Filled with a sense of mystery, strangely mingled with slumbering memories of the past, he took a step nearer the straw-thatched hovel but at the sound of his footsteps the skein of golden hair was lifted as if by an invisible hand and presently he beheld a pair of great dark eyes peering at him. Again he thought it an optic illusion, but the sweet murmurs of the Rhine were in his ears, a thousand legends of the ruins of castles in his brain, the mermaids of folklore in his memory; a forest singer was balancing himself on a bough of the large elm in front of the hut, singing a melody of his own. Then a peal of laughter—the musical laughter of a sweet girlish voice—and the apparition vanished.
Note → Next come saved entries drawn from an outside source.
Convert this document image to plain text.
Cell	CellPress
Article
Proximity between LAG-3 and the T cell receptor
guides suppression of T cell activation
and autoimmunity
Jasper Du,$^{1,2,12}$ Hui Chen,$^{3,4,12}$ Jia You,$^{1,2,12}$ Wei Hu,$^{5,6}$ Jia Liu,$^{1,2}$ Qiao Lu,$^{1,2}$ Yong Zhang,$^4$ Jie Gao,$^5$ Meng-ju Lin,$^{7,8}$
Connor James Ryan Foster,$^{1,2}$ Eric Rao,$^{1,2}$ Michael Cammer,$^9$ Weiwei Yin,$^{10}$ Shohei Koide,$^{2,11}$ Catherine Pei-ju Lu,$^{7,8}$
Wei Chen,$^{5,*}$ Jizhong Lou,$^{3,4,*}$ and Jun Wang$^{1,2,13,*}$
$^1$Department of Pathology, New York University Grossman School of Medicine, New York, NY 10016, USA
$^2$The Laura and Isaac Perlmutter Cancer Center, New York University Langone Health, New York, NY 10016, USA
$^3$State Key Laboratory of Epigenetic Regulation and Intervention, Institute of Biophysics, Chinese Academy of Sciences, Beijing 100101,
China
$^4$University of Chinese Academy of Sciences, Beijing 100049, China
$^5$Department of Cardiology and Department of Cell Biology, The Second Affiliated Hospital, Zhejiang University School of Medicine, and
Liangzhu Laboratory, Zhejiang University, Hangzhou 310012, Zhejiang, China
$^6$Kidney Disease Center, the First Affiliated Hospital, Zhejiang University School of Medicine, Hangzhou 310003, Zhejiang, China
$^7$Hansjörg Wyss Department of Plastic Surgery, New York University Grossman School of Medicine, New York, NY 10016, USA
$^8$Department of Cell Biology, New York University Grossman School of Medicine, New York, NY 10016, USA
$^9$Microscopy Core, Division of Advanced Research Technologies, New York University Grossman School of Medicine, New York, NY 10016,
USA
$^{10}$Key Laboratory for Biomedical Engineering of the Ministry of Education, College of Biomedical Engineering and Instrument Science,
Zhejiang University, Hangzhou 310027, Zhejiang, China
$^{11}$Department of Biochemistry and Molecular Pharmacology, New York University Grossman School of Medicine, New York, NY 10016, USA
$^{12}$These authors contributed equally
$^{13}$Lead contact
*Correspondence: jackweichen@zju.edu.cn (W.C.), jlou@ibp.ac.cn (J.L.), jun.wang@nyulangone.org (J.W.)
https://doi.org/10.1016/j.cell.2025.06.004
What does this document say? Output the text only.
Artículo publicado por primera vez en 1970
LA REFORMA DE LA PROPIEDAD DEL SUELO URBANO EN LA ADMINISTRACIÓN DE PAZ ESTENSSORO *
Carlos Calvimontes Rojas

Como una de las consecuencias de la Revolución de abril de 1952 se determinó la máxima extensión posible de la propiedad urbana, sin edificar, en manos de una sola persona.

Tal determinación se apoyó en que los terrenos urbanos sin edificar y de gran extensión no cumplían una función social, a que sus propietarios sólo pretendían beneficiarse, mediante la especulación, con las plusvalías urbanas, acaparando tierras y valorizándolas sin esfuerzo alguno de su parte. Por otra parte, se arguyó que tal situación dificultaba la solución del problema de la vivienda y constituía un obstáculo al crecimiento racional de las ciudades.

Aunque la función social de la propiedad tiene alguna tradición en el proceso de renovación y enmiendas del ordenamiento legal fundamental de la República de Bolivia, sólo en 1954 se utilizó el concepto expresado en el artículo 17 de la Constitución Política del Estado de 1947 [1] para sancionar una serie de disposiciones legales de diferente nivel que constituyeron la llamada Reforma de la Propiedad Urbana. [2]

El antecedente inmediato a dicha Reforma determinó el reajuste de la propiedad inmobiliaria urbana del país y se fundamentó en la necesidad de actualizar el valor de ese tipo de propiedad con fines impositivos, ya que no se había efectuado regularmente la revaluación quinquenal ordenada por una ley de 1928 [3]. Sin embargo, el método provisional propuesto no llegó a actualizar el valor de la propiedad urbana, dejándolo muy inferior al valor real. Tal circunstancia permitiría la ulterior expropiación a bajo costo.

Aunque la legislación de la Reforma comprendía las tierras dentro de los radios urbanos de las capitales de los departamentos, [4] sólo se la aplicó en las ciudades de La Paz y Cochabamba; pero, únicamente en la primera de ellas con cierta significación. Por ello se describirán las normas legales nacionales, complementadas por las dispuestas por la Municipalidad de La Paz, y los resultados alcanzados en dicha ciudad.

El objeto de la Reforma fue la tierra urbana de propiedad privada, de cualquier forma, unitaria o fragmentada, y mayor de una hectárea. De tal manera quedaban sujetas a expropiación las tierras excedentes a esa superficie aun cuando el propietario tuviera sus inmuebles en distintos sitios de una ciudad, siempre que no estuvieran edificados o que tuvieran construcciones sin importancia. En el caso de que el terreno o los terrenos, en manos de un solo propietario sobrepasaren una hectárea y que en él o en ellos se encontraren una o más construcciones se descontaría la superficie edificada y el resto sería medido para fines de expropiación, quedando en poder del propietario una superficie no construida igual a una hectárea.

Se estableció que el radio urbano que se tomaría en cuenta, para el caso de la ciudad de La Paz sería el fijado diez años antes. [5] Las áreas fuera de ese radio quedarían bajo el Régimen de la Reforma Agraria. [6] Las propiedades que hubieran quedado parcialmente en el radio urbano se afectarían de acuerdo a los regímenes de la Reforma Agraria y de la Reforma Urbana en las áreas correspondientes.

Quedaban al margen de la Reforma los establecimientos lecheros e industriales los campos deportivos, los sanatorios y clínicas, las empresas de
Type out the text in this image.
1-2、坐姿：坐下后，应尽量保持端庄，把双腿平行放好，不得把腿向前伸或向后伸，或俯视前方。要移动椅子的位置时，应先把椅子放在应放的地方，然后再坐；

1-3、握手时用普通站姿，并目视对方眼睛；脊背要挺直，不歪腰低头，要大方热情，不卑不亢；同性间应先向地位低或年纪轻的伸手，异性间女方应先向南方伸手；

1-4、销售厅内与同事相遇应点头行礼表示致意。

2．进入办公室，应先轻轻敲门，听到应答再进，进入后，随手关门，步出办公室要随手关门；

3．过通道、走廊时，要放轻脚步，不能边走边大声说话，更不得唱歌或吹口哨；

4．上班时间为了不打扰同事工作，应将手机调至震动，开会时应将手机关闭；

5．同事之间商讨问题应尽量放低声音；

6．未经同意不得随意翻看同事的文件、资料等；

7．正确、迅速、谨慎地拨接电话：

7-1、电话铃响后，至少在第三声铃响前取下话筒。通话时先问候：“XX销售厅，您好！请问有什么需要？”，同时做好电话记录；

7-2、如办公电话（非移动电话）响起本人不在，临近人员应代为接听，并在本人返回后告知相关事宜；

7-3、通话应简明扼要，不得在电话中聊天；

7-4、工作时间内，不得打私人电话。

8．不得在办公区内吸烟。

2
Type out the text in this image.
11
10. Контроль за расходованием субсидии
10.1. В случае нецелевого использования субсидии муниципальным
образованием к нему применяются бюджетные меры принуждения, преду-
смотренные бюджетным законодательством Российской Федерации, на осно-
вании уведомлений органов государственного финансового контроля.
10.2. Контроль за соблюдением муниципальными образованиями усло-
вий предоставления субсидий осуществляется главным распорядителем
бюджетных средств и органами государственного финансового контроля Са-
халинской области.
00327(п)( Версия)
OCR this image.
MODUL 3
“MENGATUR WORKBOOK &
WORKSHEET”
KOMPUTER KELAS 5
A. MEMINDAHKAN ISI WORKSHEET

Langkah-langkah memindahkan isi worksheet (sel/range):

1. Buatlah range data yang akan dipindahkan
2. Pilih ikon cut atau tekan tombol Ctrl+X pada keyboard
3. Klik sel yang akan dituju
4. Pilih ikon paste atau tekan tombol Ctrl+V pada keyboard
Albert was breathing fast, his whole frame aquiver. The next moment he took a step forward and remained standing at the open door. A glance within revealed no change since he had visited here with his nurse in his childhood, and there was but little change without.
He stood at the threshold and peered inside with increased curiosity, seeing no one. It seemed empty save for an unpainted table and a few backless chairs—the same as of old.
A warbling song—a folksong he used to hear in his childhood—reached his ears. It was sung in a minor key, and that in suppressed tones. Soon the melody ceased and the great dark eyes peeped out of the opening of a partition, the body hidden from view.
“Hedwiga!” he cried and stepped inside.
A barefooted girl emerged, her head bent sideways, running a comb through her long reddish golden tresses. She continued combing her hair unconcernedly, a bewitching smile in her eyes.
“Hedwiga, how you have grown!” Albert cried gleefully, staring at her tall, slender form, her thin skirt clinging to her legs “like the wet drapery of a statue.”
Gathering her golden mane in her left hand she tossed it back and, pulling a hair pin from between her lips, fastened it close to the roots, the ends hanging loosely down over her shoulders.
“You have grown, too,” she presently said, looking at him with her large candid eyes. Then she added, “I am already sixteen, going on seventeen.”